With the Mk4, motorsport was once again on the agenda. The most competitive generation, the A80 did stints at Le Mans, Pikes Peak, mountain races in Switzerland, the US SCCA series, and was a leader in the All-Japan GT Championships from 1995 to 2003. In 2007, a modified Super GT car became the first hybrid to win a motor race: the 500bhp Denso SARD Supra HV-R took victory in the Tokachi 24-Hour endurance event.
Perhaps the fourth-generation Supra’s biggest claim to fame was to embed itself in the minds of car enthusiasts via its appearance in myriad computer games, including the legendary Gran Turismo and Need for Speed series. The A80 was also a big screen star, featuring in the first The Fast and the Furious film of 2001. The ride of Brian O’Conner, played by Paul Walker, the 700hp be-winged orange Supra inspired a host of copycat cars.

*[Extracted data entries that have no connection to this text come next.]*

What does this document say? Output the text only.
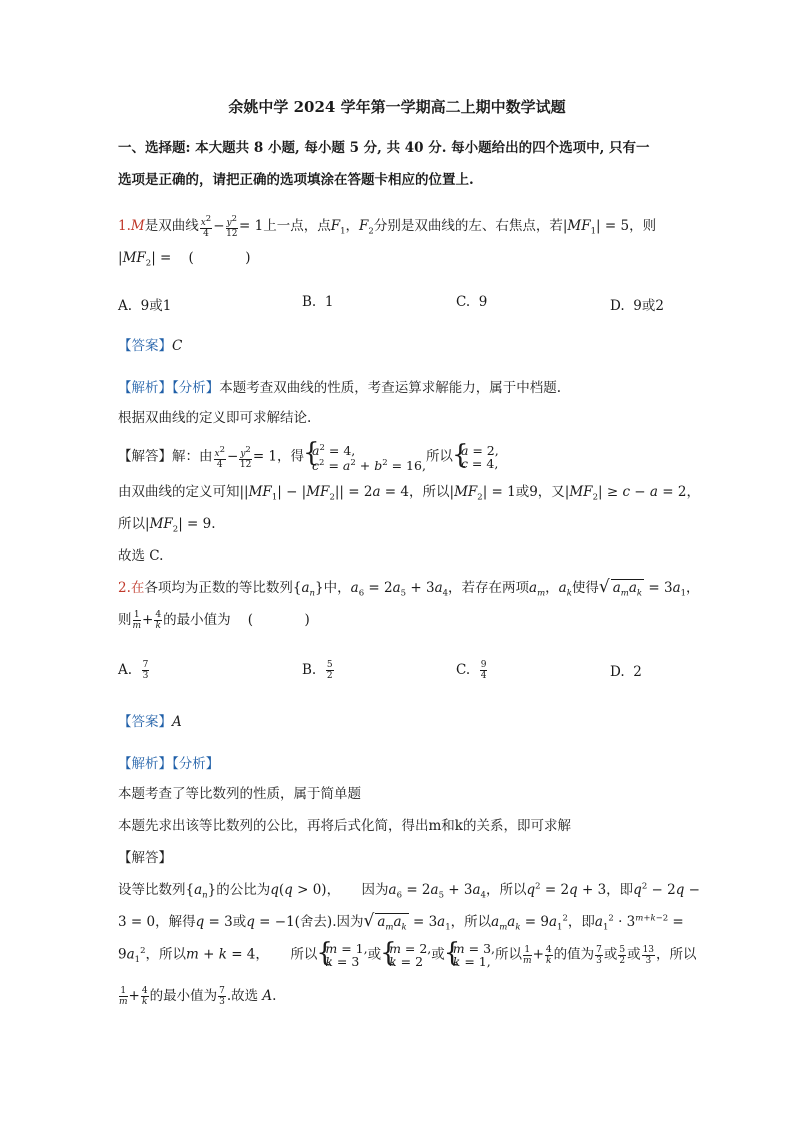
余姚中学 2024 学年第一学期高二上期中数学试题
一、选择题: 本大题共 8 小题, 每小题 5 分, 共 40 分. 每小题给出的四个选项中, 只有一
选项是正确的，请把正确的选项填涂在答题卡相应的位置上.
1.M是双曲线 $\frac{x^2}{4} - \frac{y^2}{12} = 1$上一点，点$F_1$，$F_2$分别是双曲线的左、右焦点，若$|MF_1| = 5$，则
$|MF_2|$ =    (            )
A. 9或1	B. 1	C. 9	D. 9或2
【答案】C
【解析】【分析】本题考查双曲线的性质，考查运算求解能力，属于中档题.
根据双曲线的定义即可求解结论.
【解答】解：由 $\frac{x^2}{4} - \frac{y^2}{12} = 1$，得 { $a^2 = 4$,
$c^2 = a^2 + b^2 = 16$,
所以 { a = 2,
c = 4,
由双曲线的定义可知$||MF_1| - |MF_2|| = 2a = 4$，所以$|MF_2| = 1$或9，又$|MF_2| \ge c - a = 2$，
所以$|MF_2| = 9$.
故选 C.
2.在各项均为正数的等比数列$\{a_n\}$中，$a_6 = 2a_5 + 3a_4$，若存在两项$a_m$，$a_k$使得√ $a_ma_k = 3a_1$，
则 $\frac{1}{m} + \frac{4}{k}$ 的最小值为    (            )
A. $\frac{7}{3}$	B. $\frac{5}{2}$	C. $\frac{9}{4}$	D. 2
【答案】A
【解析】【分析】
本题考查了等比数列的性质，属于简单题
本题先求出该等比数列的公比，再将后式化简，得出m和k的关系，即可求解
【解答】
设等比数列$\{a_n\}$的公比为q(q > 0)，     因为$a_6 = 2a_5 + 3a_4$，所以$q^2 = 2q + 3$，即$q^2 - 2q$ −
3 = 0，解得q = 3或q = −1(舍去).因为√ $a_ma_k = 3a_1$，所以$a_ma_k = 9a_1^2$，即$a_1^2 \cdot 3^{m+k-2}$ =
$9a_1^2$，所以m + k = 4，     所以 { m = 1,
k = 3 或 { m = 2,
k = 2 或 { m = 3,
k = 1, 所以 $\frac{1}{m} + \frac{4}{k}$ 的值为 $\frac{7}{3}$ 或 $\frac{5}{2}$ 或 $\frac{13}{3}$ ，所以
$\frac{1}{m} + \frac{4}{k}$ 的最小值为 $\frac{7}{3}$ .故选 A.
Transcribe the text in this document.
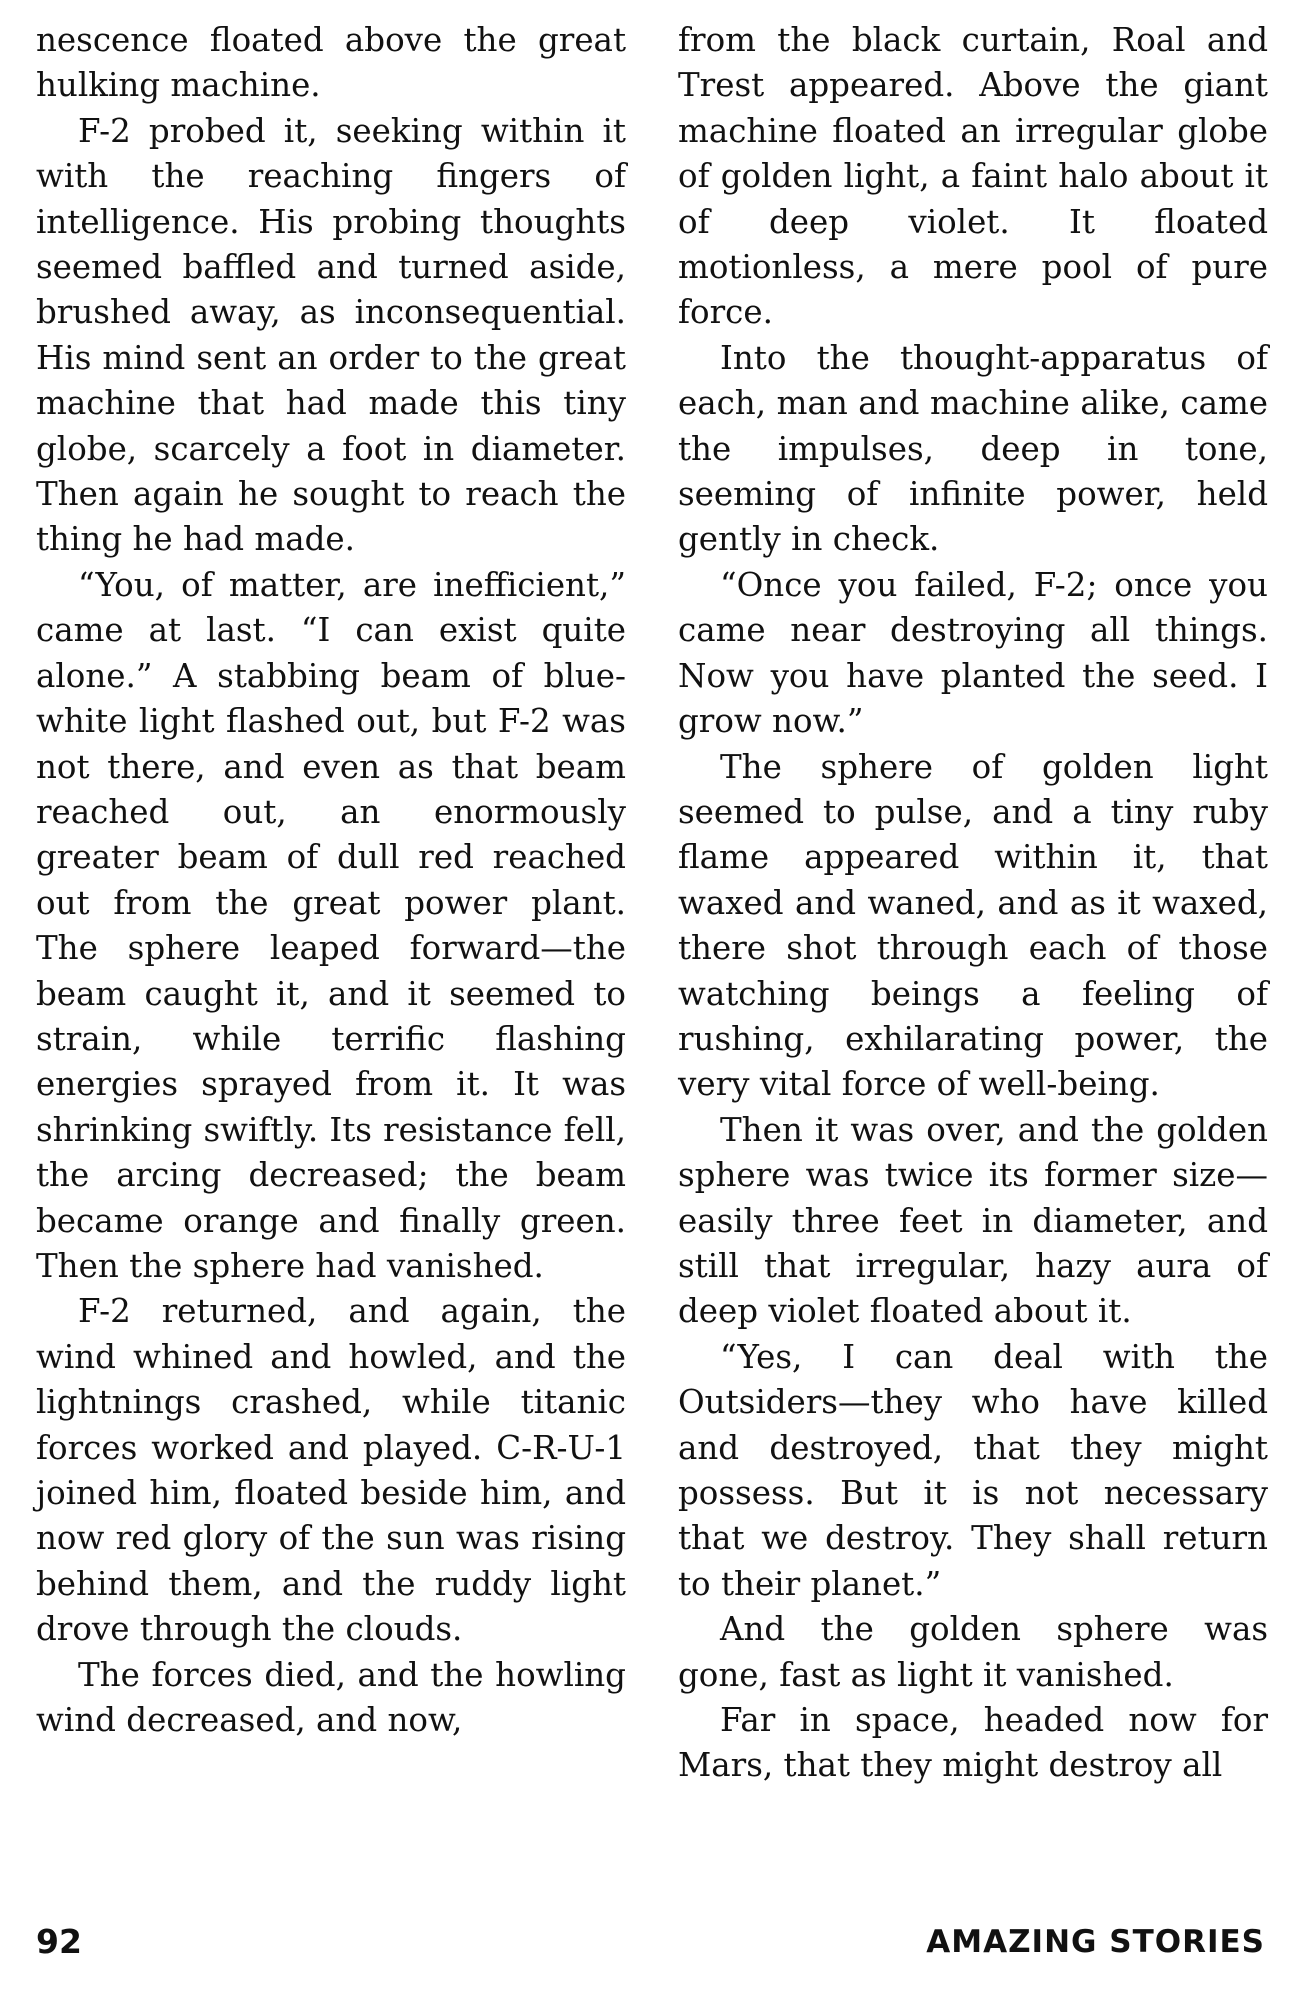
nescence floated above the great hulking machine.

F-2 probed it, seeking within it with the reaching fingers of intelligence. His probing thoughts seemed baffled and turned aside, brushed away, as inconsequential. His mind sent an order to the great machine that had made this tiny globe, scarcely a foot in diameter. Then again he sought to reach the thing he had made.

“You, of matter, are inefficient,” came at last. “I can exist quite alone.” A stabbing beam of blue-white light flashed out, but F-2 was not there, and even as that beam reached out, an enormously greater beam of dull red reached out from the great power plant. The sphere leaped forward—the beam caught it, and it seemed to strain, while terrific flashing energies sprayed from it. It was shrinking swiftly. Its resistance fell, the arcing decreased; the beam became orange and finally green. Then the sphere had vanished.

F-2 returned, and again, the wind whined and howled, and the lightnings crashed, while titanic forces worked and played. C-R-U-1 joined him, floated beside him, and now red glory of the sun was rising behind them, and the ruddy light drove through the clouds.

The forces died, and the howling wind decreased, and now,

from the black curtain, Roal and Trest appeared. Above the giant machine floated an irregular globe of golden light, a faint halo about it of deep violet. It floated motionless, a mere pool of pure force.

Into the thought-apparatus of each, man and machine alike, came the impulses, deep in tone, seeming of infinite power, held gently in check.

“Once you failed, F-2; once you came near destroying all things. Now you have planted the seed. I grow now.”

The sphere of golden light seemed to pulse, and a tiny ruby flame appeared within it, that waxed and waned, and as it waxed, there shot through each of those watching beings a feeling of rushing, exhilarating power, the very vital force of well-being.

Then it was over, and the golden sphere was twice its former size—easily three feet in diameter, and still that irregular, hazy aura of deep violet floated about it.

“Yes, I can deal with the Outsiders—they who have killed and destroyed, that they might possess. But it is not necessary that we destroy. They shall return to their planet.”

And the golden sphere was gone, fast as light it vanished.

Far in space, headed now for Mars, that they might destroy all

92	AMAZING STORIES
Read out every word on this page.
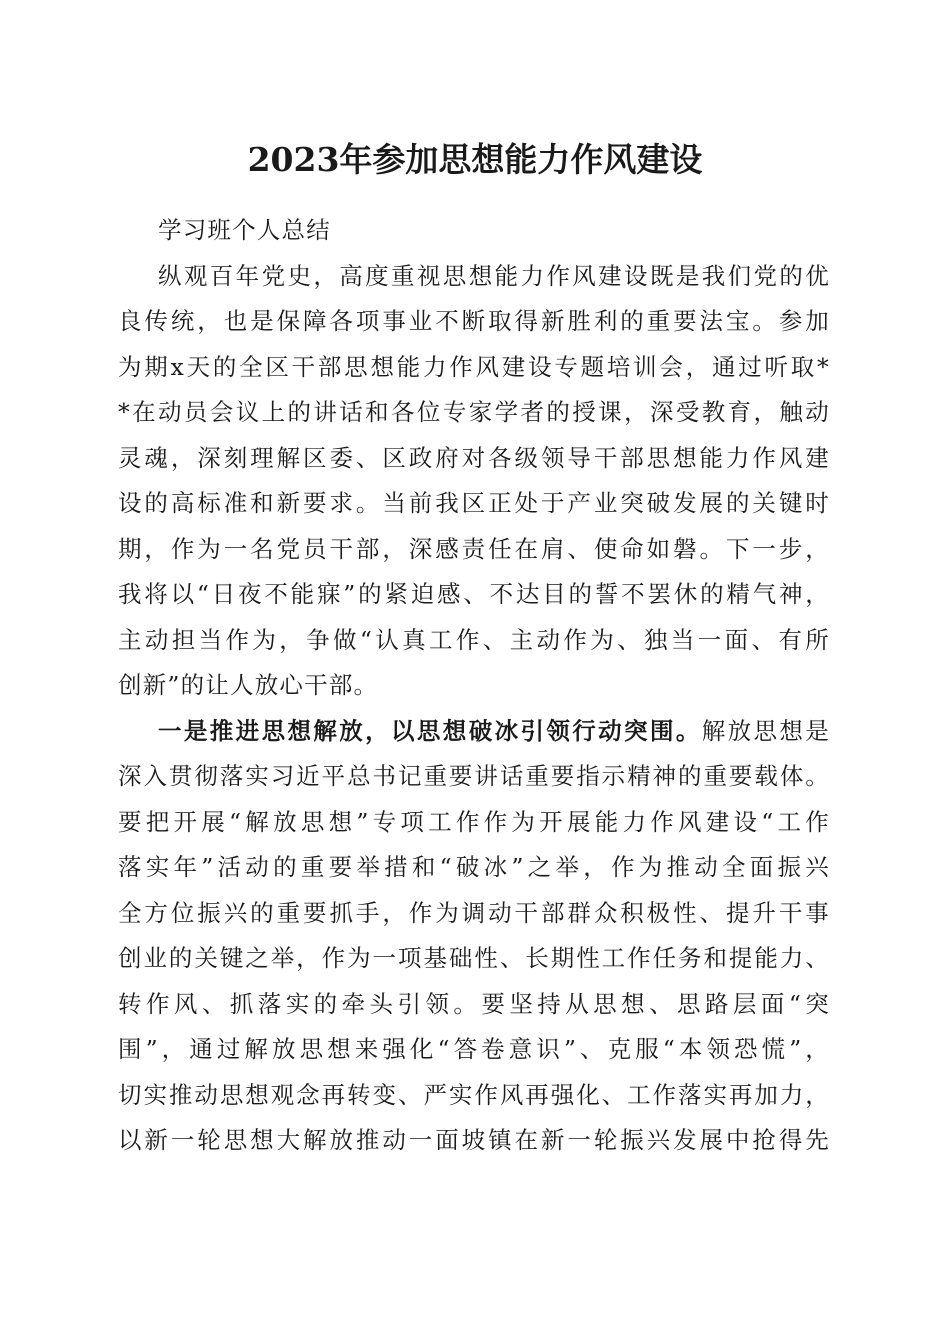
2023年参加思想能力作风建设
学习班个人总结
纵观百年党史，高度重视思想能力作风建设既是我们党的优
良传统，也是保障各项事业不断取得新胜利的重要法宝。参加
为期x天的全区干部思想能力作风建设专题培训会，通过听取*
*在动员会议上的讲话和各位专家学者的授课，深受教育，触动
灵魂，深刻理解区委、区政府对各级领导干部思想能力作风建
设的高标准和新要求。当前我区正处于产业突破发展的关键时
期，作为一名党员干部，深感责任在肩、使命如磐。下一步，
我将以“日夜不能寐”的紧迫感、不达目的誓不罢休的精气神，
主动担当作为，争做“认真工作、主动作为、独当一面、有所
创新”的让人放心干部。
一是推进思想解放，以思想破冰引领行动突围。解放思想是
深入贯彻落实习近平总书记重要讲话重要指示精神的重要载体。
要把开展“解放思想”专项工作作为开展能力作风建设“工作
落实年”活动的重要举措和“破冰”之举，作为推动全面振兴
全方位振兴的重要抓手，作为调动干部群众积极性、提升干事
创业的关键之举，作为一项基础性、长期性工作任务和提能力、
转作风、抓落实的牵头引领。要坚持从思想、思路层面“突
围”，通过解放思想来强化“答卷意识”、克服“本领恐慌”，
切实推动思想观念再转变、严实作风再强化、工作落实再加力，
以新一轮思想大解放推动一面坡镇在新一轮振兴发展中抢得先
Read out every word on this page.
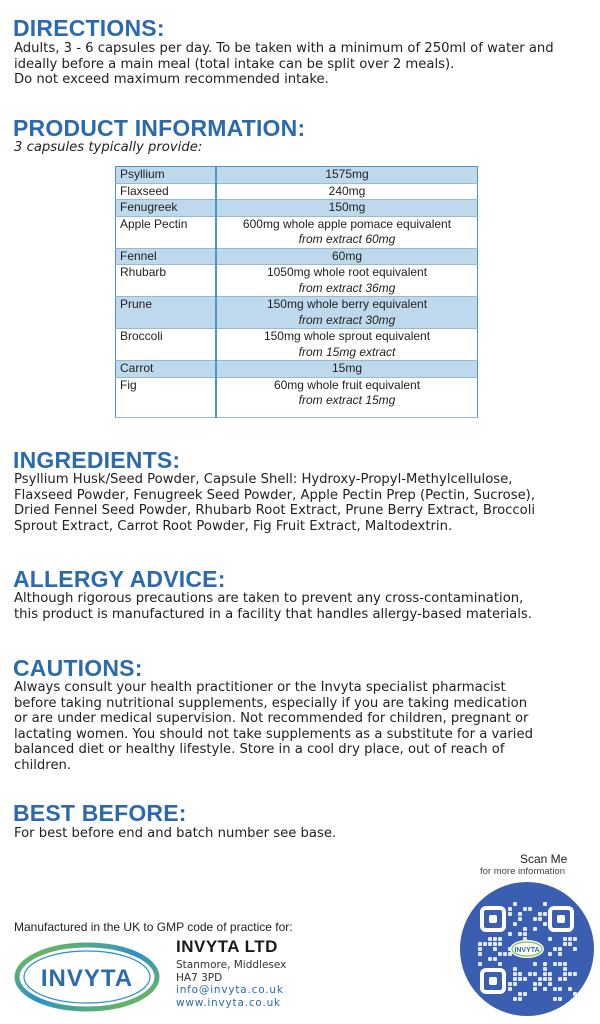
DIRECTIONS:
Adults, 3 - 6 capsules per day. To be taken with a minimum of 250ml of water and
ideally before a main meal (total intake can be split over 2 meals).
Do not exceed maximum recommended intake.
PRODUCT INFORMATION:
3 capsules typically provide:
Psyllium	1575mg
Flaxseed	240mg
Fenugreek	150mg
Apple Pectin	600mg whole apple pomace equivalent
from extract 60mg

Fennel	60mg
Rhubarb	1050mg whole root equivalent
from extract 36mg

Prune	150mg whole berry equivalent
from extract 30mg

Broccoli	150mg whole sprout equivalent
from 15mg extract

Carrot	15mg
Fig	60mg whole fruit equivalent
from extract 15mg
INGREDIENTS:
Psyllium Husk/Seed Powder, Capsule Shell: Hydroxy-Propyl-Methylcellulose,
Flaxseed Powder, Fenugreek Seed Powder, Apple Pectin Prep (Pectin, Sucrose),
Dried Fennel Seed Powder, Rhubarb Root Extract, Prune Berry Extract, Broccoli
Sprout Extract, Carrot Root Powder, Fig Fruit Extract, Maltodextrin.
ALLERGY ADVICE:
Although rigorous precautions are taken to prevent any cross-contamination,
this product is manufactured in a facility that handles allergy-based materials.
CAUTIONS:
Always consult your health practitioner or the Invyta specialist pharmacist
before taking nutritional supplements, especially if you are taking medication
or are under medical supervision. Not recommended for children, pregnant or
lactating women. You should not take supplements as a substitute for a varied
balanced diet or healthy lifestyle. Store in a cool dry place, out of reach of
children.
BEST BEFORE:
For best before end and batch number see base.
Manufactured in the UK to GMP code of practice for:
INVYTA
INVYTA LTD
Stanmore, Middlesex
HA7 3PD
info@invyta.co.uk
www.invyta.co.uk
Scan Me
for more information
INVYTA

Even though UK sales had stopped in 1996, US drivers could still get their hands on a Supra until 1998. Costly upcoming emission regulations finally killed the Supra in 2002, the Japanese market not able to reverse an ever-decreasing annual sales tally. The Supra joined its Celica and MR2 relatives in Toyota’s sports coupé scrapyard.
The Toyota Supra is revived
However, in 2014, Toyota hinted at a return of its icon. Designed by Toyota’s Calty Design Research facility in Newport Beach, California, the FT-1 concept debuted at the North American International Auto Show in Detroit. In a case of life simulating art – and with a link to the A80 – the FT-1 also appeared in Gran Turismo 6 and the virtual car was used to pitch the concept to Toyota president Akio Toyoda.
The FT-1 (Future Toyota 1) was said to herald the ‘most capable, most exciting generation of vehicles the company has ever produced’. Billed as the ‘ultimate world-class sports car’ and ‘a true enthusiast track car in the iconic lineage of 2000 GT and Supra’, the FT-1 whipped up a frenzy among Supra fans.
With glorious-sounding development cars having been snapped at that German circuit, the Supra is due for a return. Leaked stats suggest six-cylinder power remains, while the 335hp coupé has been jointly developed with BMW’s new Z4. The car is expected to be badged ‘Gazoo’, referencing Toyota’s Gazoo Racing arm, but whether the Supra name will stay is up for debate. Some sources state that the GT-1 badge may be used, pointing to Toyota’s 1990s GT-One Le Mans racer.
The fifth-generation of Toyota’s range-topping sports coupé will be shown as a thinly-veiled ‘modern racing concept’ at the 2018 Geneva Motor Show. Toyota has released a teaser image stating it will ‘bring back its most iconic sports car.’ While it doesn’t explicitly point to a new Supra, the concept is tipped to preview the forthcoming 2019 – possibly hybrid-powered – production car.